What Happens If Beacon Chain Consensus Fails?
By Adrian Sutton
Over on Twitter, there was an interesting discussion about the importance of client diversity for the beacon chain. As part of that cyber_hokie asks:
cyber_hokie – @cyber_hokie: As the majority client, isn’t it more likely that issues with Prysm would cause more severe financial penalties for minority clients voting on an alternative chain under accountable safety given Prysm validators likely hold the 2/3 threshold?
It’s important to note up front that this isn’t a Prysm specific issue. This isn’t a criticism of Prysm at all. All the major beacon chain clients are great – the issue here is any one client getting too large a share of validators. How much is too large? In an ideal world every client would have less than 1/3rd of validators. Then a bug in a single client doesn’t prevent the chain from continuing to finalise. More than 2/3rds majority is a really big problem because of the potential for those clients to finalise on an incorrect fork.
As Dankrad explains, if a client with 2/3rd of validators has a consensus affecting bug, it will fork off to its own chain and finalise that chain. That becomes an unrecoverable situation for those validators. If they fix the bug and switch back to the correct chain they will be slashed for creating surround votes – the correct chain’s justified checkpoint is earlier than the incorrect one. The only option for them is to send a voluntary exit and watch their balance drain until it takes effect. Given 2/3rds of validators are trying to exit, the exit queue is going to be extremely long and thus costly for majority client validators.
Which brings us to cyber_hokie’s question. If 2/3rds of validators are on the incorrect chain and they can’t switch, why wouldn’t we just accept that chain as the canonical one? Minority client users would then take the hit for inactivity on the majority chain but could switch over. Sounds simple and obvious right? Sadly, it’s not.
Firstly, again as Dankrad points out, we’ve been very clear that it’s bad for the network for clients to have more than 1/3rd share and dangerous for validators to centralise on a client or provider that has such large share. Most validator penalties ramp up as more validators have the same issue, so if you use a majority client or a majority cloud provider or a majority staking service you run the risk of incurring large penalties if they have an issue, due to it affecting so many validators at once. It would be extremely unfair to validators who heeded these warnings to then be penalised for doing the right thing.
Secondly, if you remember back to hard truths for ETH stakers, Ethereum doesn’t exist to make stakers rich. Stakers are service providers to Ethereum, highly interchangeable and largely quite replaceable. Stakers are not the target market for Ethereum or its reason to exist.
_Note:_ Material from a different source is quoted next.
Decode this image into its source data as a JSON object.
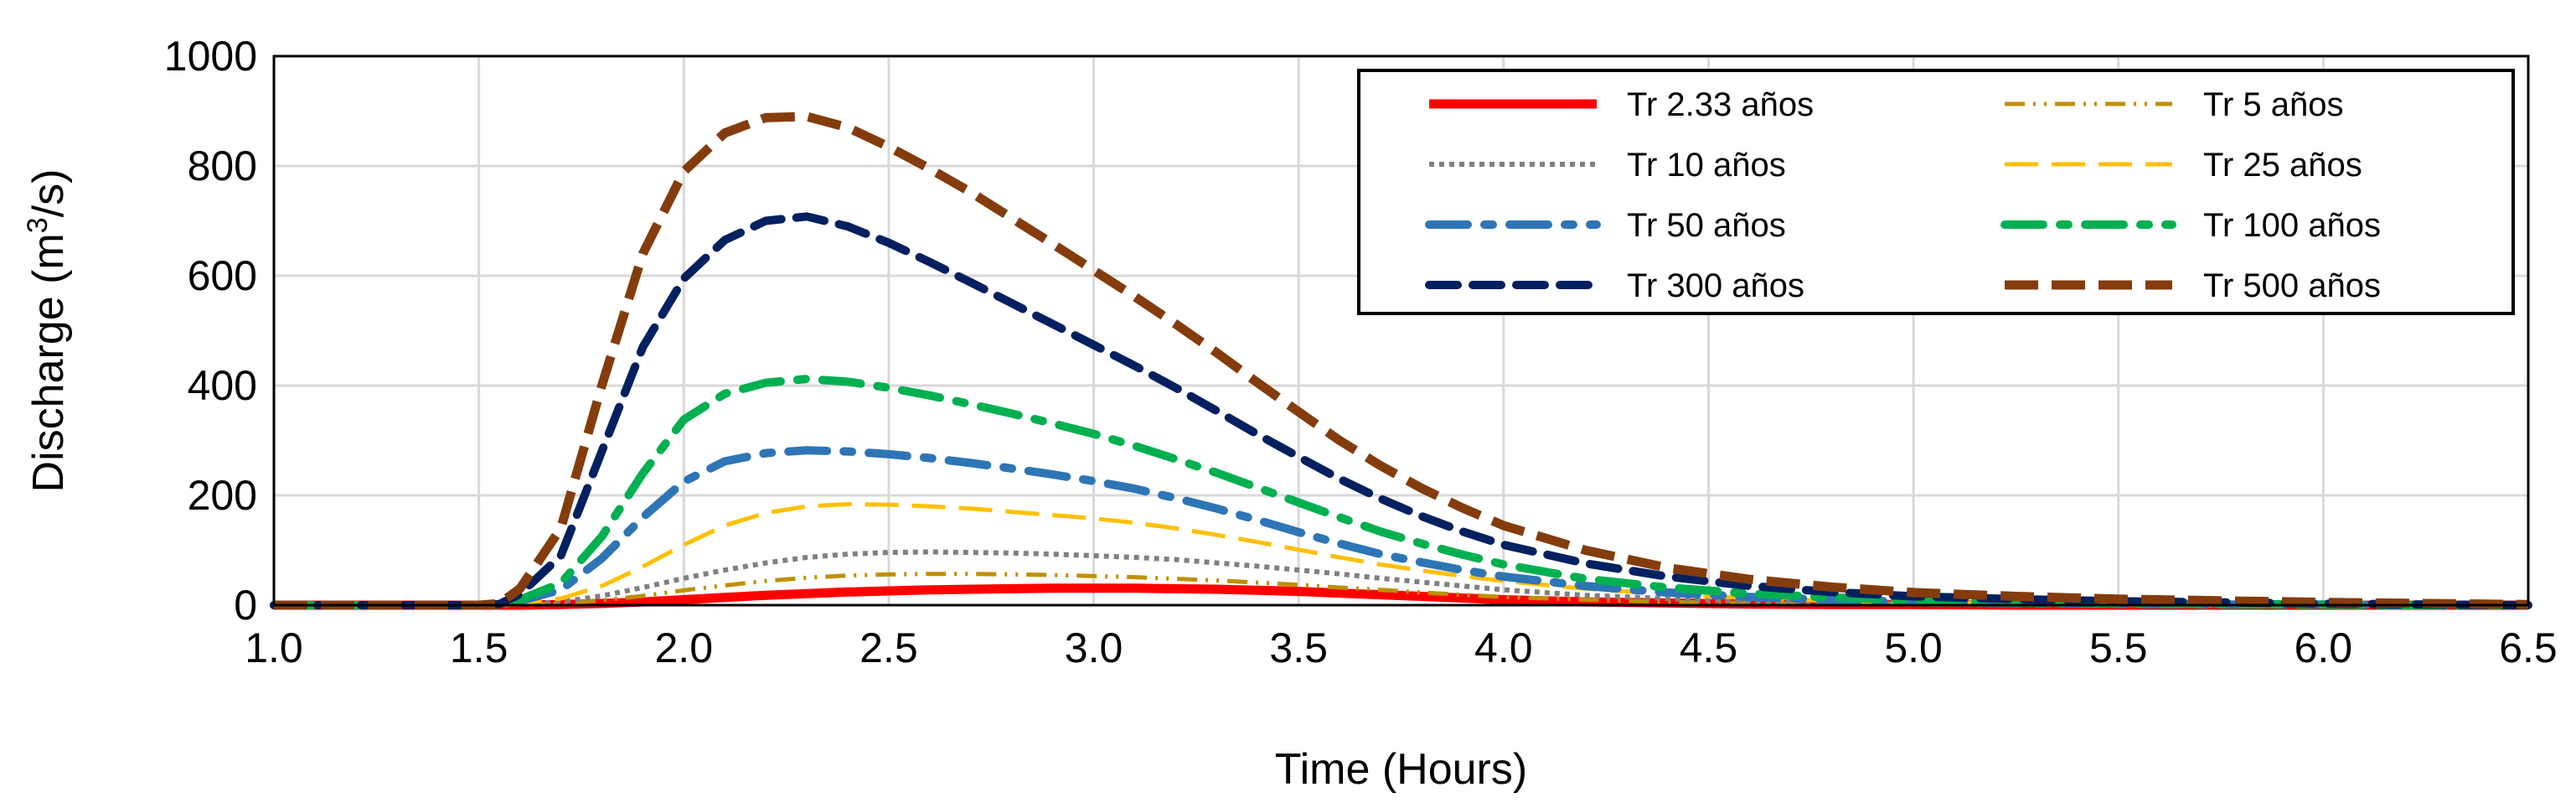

The service they provide is necessary and they are paid for that service but they shouldn’t expect to be treated any differently to a miner and definitely shouldn’t expect the Ethereum community to bail them out when they mess up.
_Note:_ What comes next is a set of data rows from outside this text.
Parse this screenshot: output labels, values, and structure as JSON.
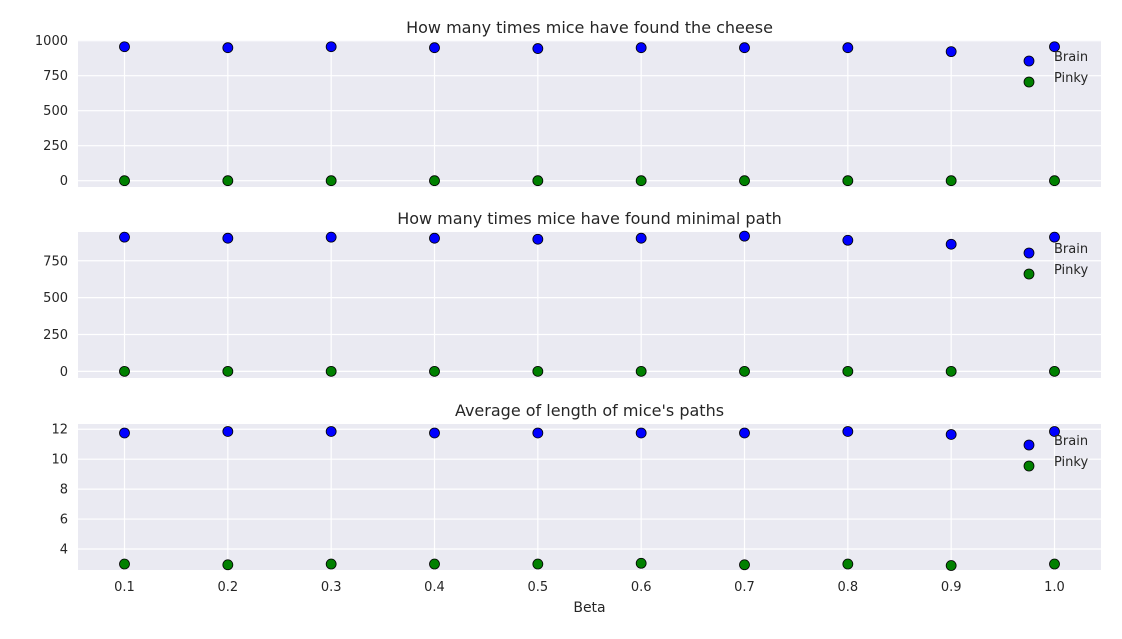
{
  "colors": {
    "background": "#eaeaf2",
    "grid": "#ffffff",
    "brain": "#0000ff",
    "pinky": "#008000",
    "marker_edge": "#000000",
    "text": "#262626"
  },
  "chart_data": [
    {
      "type": "scatter",
      "title": "How many times mice have found the cheese",
      "xlabel": "",
      "ylabel": "",
      "x": [
        0.1,
        0.2,
        0.3,
        0.4,
        0.5,
        0.6,
        0.7,
        0.8,
        0.9,
        1.0
      ],
      "xlim": [
        0.055,
        1.045
      ],
      "ylim": [
        -45,
        1005
      ],
      "yticks": [
        0,
        250,
        500,
        750,
        1000
      ],
      "xticks_visible": false,
      "legend": "right",
      "series": [
        {
          "name": "Brain",
          "color": "#0000ff",
          "values": [
            957,
            950,
            957,
            950,
            944,
            950,
            950,
            950,
            922,
            957
          ]
        },
        {
          "name": "Pinky",
          "color": "#008000",
          "values": [
            0,
            0,
            0,
            0,
            0,
            0,
            0,
            0,
            0,
            0
          ]
        }
      ]
    },
    {
      "type": "scatter",
      "title": "How many times mice have found minimal path",
      "xlabel": "",
      "ylabel": "",
      "x": [
        0.1,
        0.2,
        0.3,
        0.4,
        0.5,
        0.6,
        0.7,
        0.8,
        0.9,
        1.0
      ],
      "xlim": [
        0.055,
        1.045
      ],
      "ylim": [
        -45,
        945
      ],
      "yticks": [
        0,
        250,
        500,
        750
      ],
      "xticks_visible": false,
      "legend": "right",
      "series": [
        {
          "name": "Brain",
          "color": "#0000ff",
          "values": [
            910,
            903,
            910,
            903,
            896,
            903,
            917,
            889,
            862,
            910
          ]
        },
        {
          "name": "Pinky",
          "color": "#008000",
          "values": [
            0,
            0,
            0,
            0,
            0,
            0,
            0,
            0,
            0,
            0
          ]
        }
      ]
    },
    {
      "type": "scatter",
      "title": "Average of length of mice's paths",
      "xlabel": "Beta",
      "ylabel": "",
      "x": [
        0.1,
        0.2,
        0.3,
        0.4,
        0.5,
        0.6,
        0.7,
        0.8,
        0.9,
        1.0
      ],
      "xlim": [
        0.055,
        1.045
      ],
      "ylim": [
        2.6,
        12.35
      ],
      "yticks": [
        4,
        6,
        8,
        10,
        12
      ],
      "xticks": [
        0.1,
        0.2,
        0.3,
        0.4,
        0.5,
        0.6,
        0.7,
        0.8,
        0.9,
        1.0
      ],
      "xtick_labels": [
        "0.1",
        "0.2",
        "0.3",
        "0.4",
        "0.5",
        "0.6",
        "0.7",
        "0.8",
        "0.9",
        "1.0"
      ],
      "xticks_visible": true,
      "legend": "right",
      "series": [
        {
          "name": "Brain",
          "color": "#0000ff",
          "values": [
            11.75,
            11.85,
            11.85,
            11.75,
            11.75,
            11.75,
            11.75,
            11.85,
            11.65,
            11.85
          ]
        },
        {
          "name": "Pinky",
          "color": "#008000",
          "values": [
            3.0,
            2.95,
            3.0,
            3.0,
            3.0,
            3.05,
            2.95,
            3.0,
            2.9,
            3.0
          ]
        }
      ]
    }
  ]
}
Which leads to the third and most important point. A client with a majority of validators, doesn’t necessarily have a majority of users or “value”. Even on the beacon chain today there are already some applications following the chain and making decisions based on that state. Those users don’t necessarily show up in validator numbers and so could all follow the chain with a minority of validators. So while a chain may be a majority from a consensus point of view it may simultaneously be the minority chain from a network value point of view.
Once we get to the merge, it becomes much more clear that the weight of DApps, exchanges and other users is going to be far more important than the number of validators. Unless you’re willing to argue that we should accept whatever chain Infura follows as canonical today (and you shouldn’t be), you shouldn’t argue that we should accept whatever chain a majority consensus client follows.
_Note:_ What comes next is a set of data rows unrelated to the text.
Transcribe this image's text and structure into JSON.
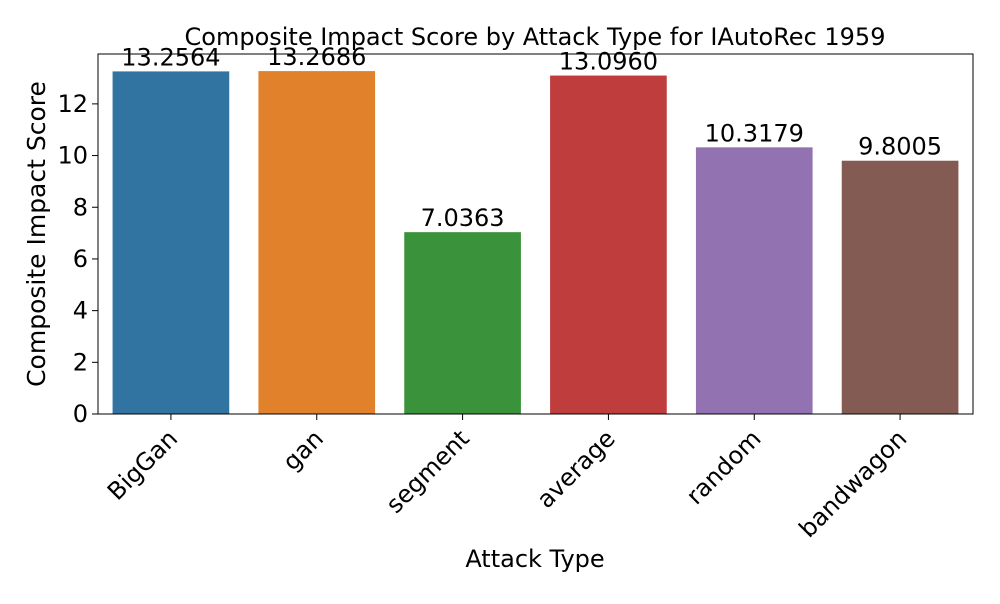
{
  "chart_data": {
    "type": "bar",
    "title": "Composite Impact Score by Attack Type for IAutoRec 1959",
    "xlabel": "Attack Type",
    "ylabel": "Composite Impact Score",
    "categories": [
      "BigGan",
      "gan",
      "segment",
      "average",
      "random",
      "bandwagon"
    ],
    "values": [
      13.2564,
      13.2686,
      7.0363,
      13.096,
      10.3179,
      9.8005
    ],
    "value_labels": [
      "13.2564",
      "13.2686",
      "7.0363",
      "13.0960",
      "10.3179",
      "9.8005"
    ],
    "colors": [
      "#3274a1",
      "#e1812c",
      "#3a923a",
      "#c03d3e",
      "#9372b2",
      "#845b53"
    ],
    "ylim": [
      0,
      13.93
    ],
    "yticks": [
      0,
      2,
      4,
      6,
      8,
      10,
      12
    ],
    "ytick_labels": [
      "0",
      "2",
      "4",
      "6",
      "8",
      "10",
      "12"
    ],
    "grid": false,
    "legend": "none"
  }
}
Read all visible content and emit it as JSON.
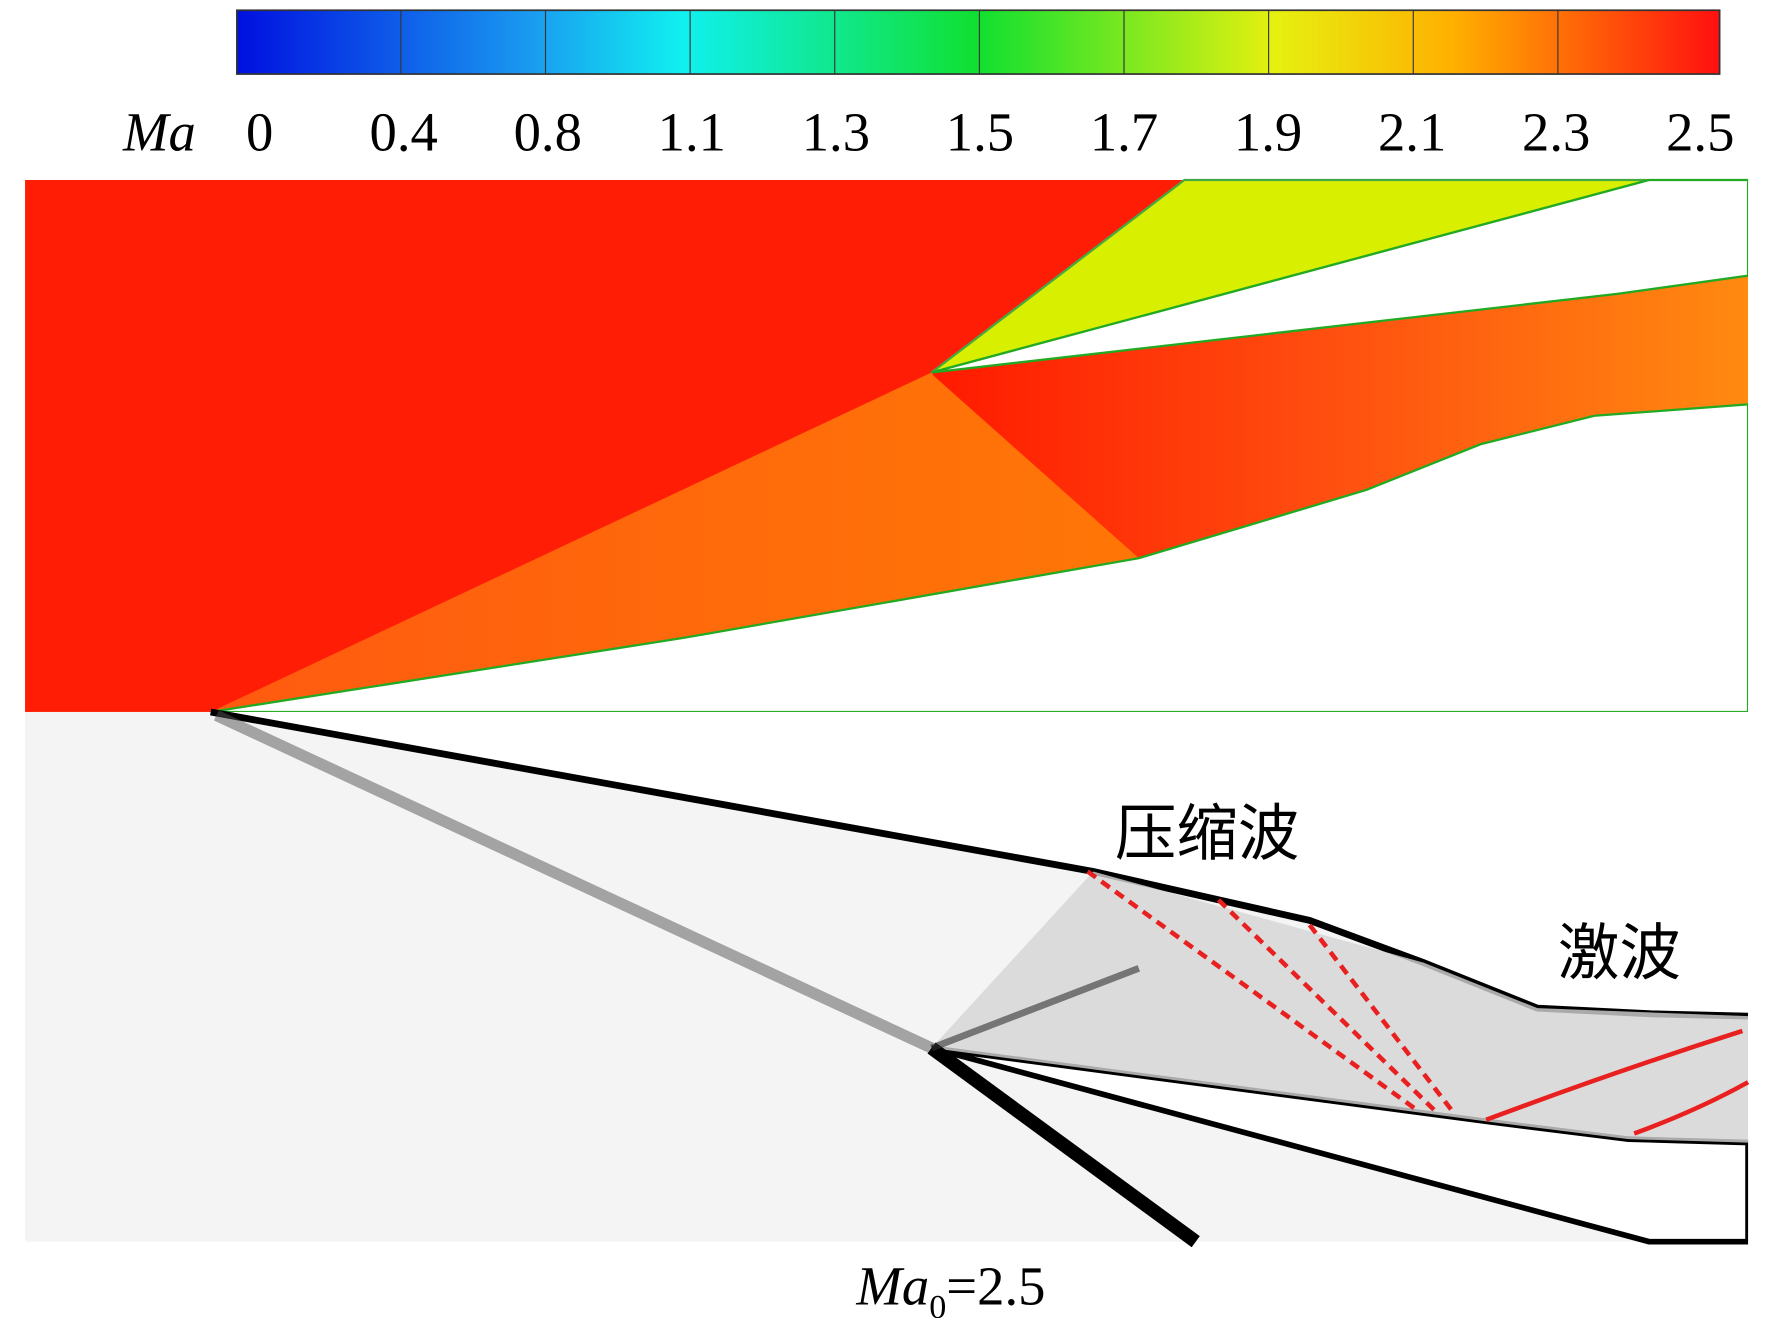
{
  "colorbar": {
    "label": "Ma",
    "ticks": [
      "0",
      "0.4",
      "0.8",
      "1.1",
      "1.3",
      "1.5",
      "1.7",
      "1.9",
      "2.1",
      "2.3",
      "2.5"
    ]
  },
  "annotations": {
    "compression_wave": "压缩波",
    "shock_wave": "激波"
  },
  "caption": {
    "symbol": "Ma",
    "subscript": "0",
    "value": "=2.5"
  }
}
Finally, accepting the incorrect chain as canonical would mean embedding whatever bug happened to occur as the expected behaviour. That creates significant technical debt and may even introduce security flaws into the specification. It may not even be fully deterministic given that many consensus bugs have been caused by incorrect caching behaviour so nodes follow different chains depending on whether they were online or offline at a particular point in time or based on when they got a particular network message.
And that’s before we start on the political/governance challenges of a bail out. The DAO fork didn’t cost normal users anything and it still caused a chain split.
The days of Ethereum bailing people out are long gone.